Tearing Off The Paper

About six weeks ago I watched as a dozen children almost went to war in my living room. The reason?

Pass The Parcel.

It was my daughter’s fifth birthday party, and she’d insisted on playing a lot of games, including Pass The Parcel. We decided it would be like Pass The Parcel from our childhoods, with a single prize in the centre, and no little prize with every layer.

Well.

The kids were in uproar. We told them there was just one in the centre, but they were confused. Wh- Why?! Where were the little prizes? Then I want to win the one in the centre! They were desperate to hold on to the parcel in case this layer was the layer. They stopped having fun. We thought it would be alright, they would see the fun in taking part, taking a layer off getting closer to the prize, but they didn’t. Wanting the prize was too much for them. In the end, we fudged the final round so a particularly desperate child won.
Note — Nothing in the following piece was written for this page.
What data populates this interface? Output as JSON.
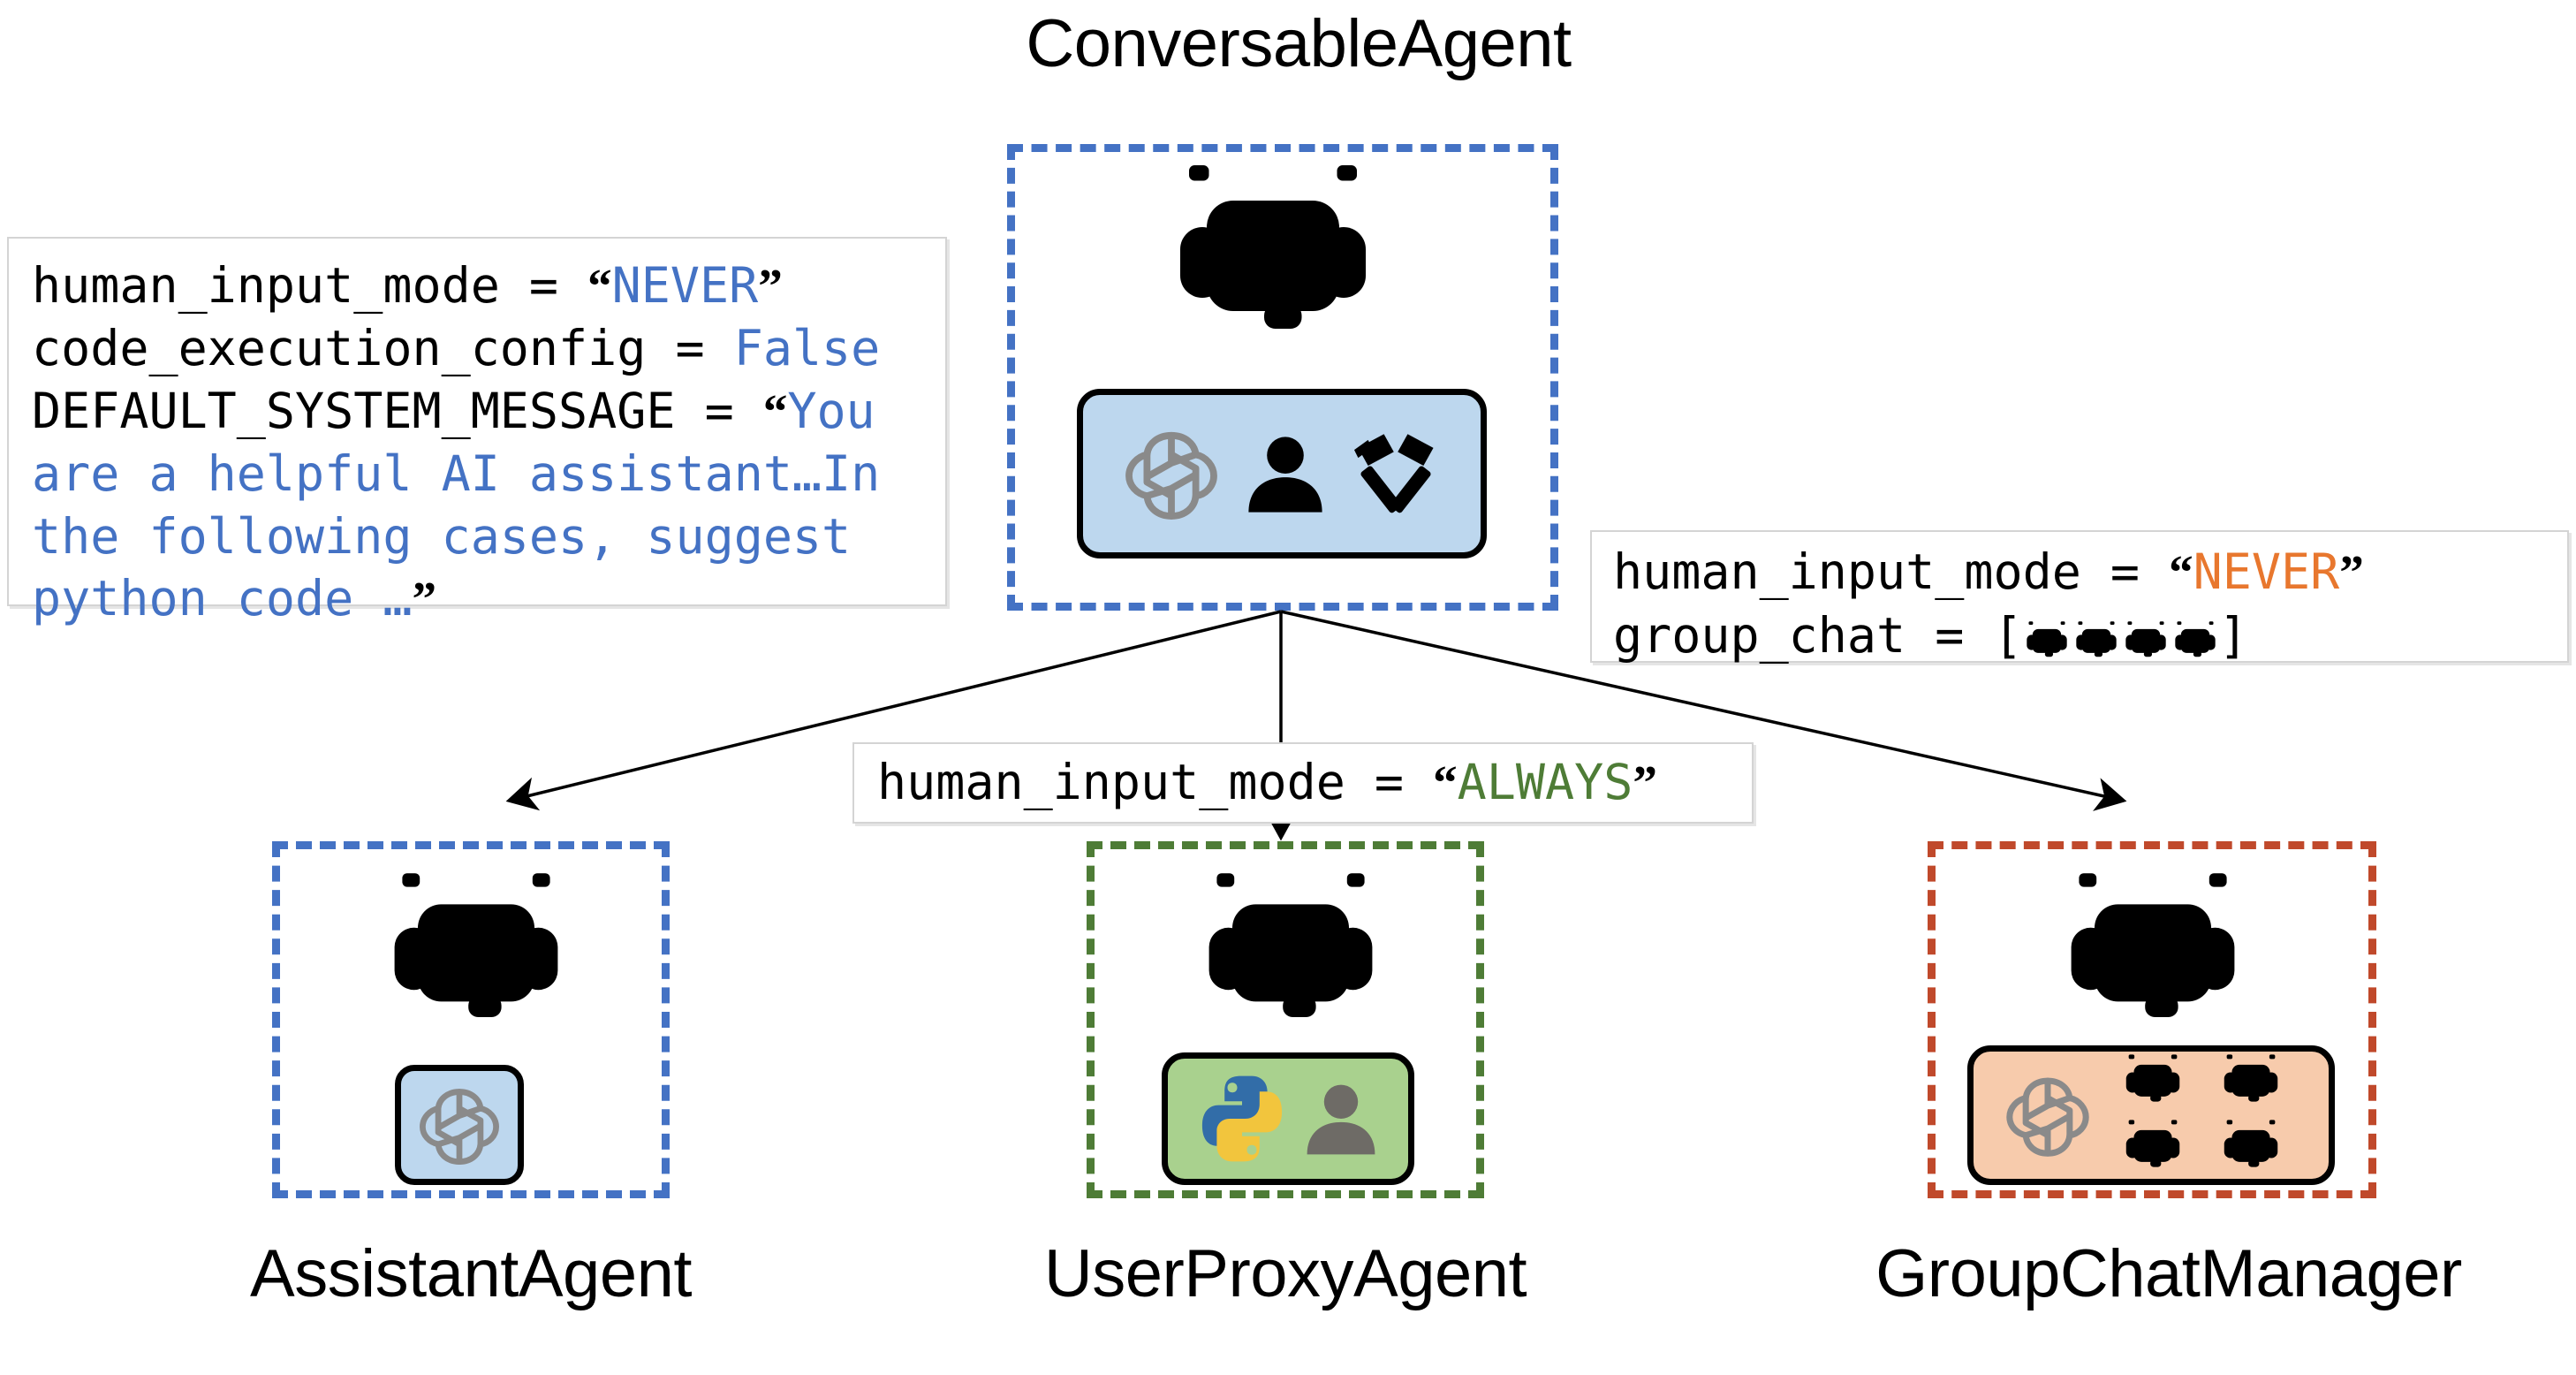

(I feared tears and physical violence if they didn’t)

I was thinking about this game of Pass The Parcel the other day and was reminded of my PhD, and research more generally.

Sometimes, you only get to tear the paper off; sometimes, you don’t get to the big answer, the thing you were looking for. You get closer, but not all the way to the prize.

And that’s fine, you learn, you grow and you move everyone in your field forward.

It can be hard though, doing a PhD, writing a thesis, preparing for the viva, to see it that way. It might be true, but will your examiners see it that way? Or will they focus solely on why you didn’t get to the end goal? Examiners appreciate that not every research journey ends at the point one might want. They’ll have the experience to recognise what you’ve done if you don’t reach the point you wanted.

Your job, if this is your situation, is to be able to talk about how far you went. How close you came. What the different layers you tore off were. How you might have done it differently. And what other steps someone might need to take to reach the prize.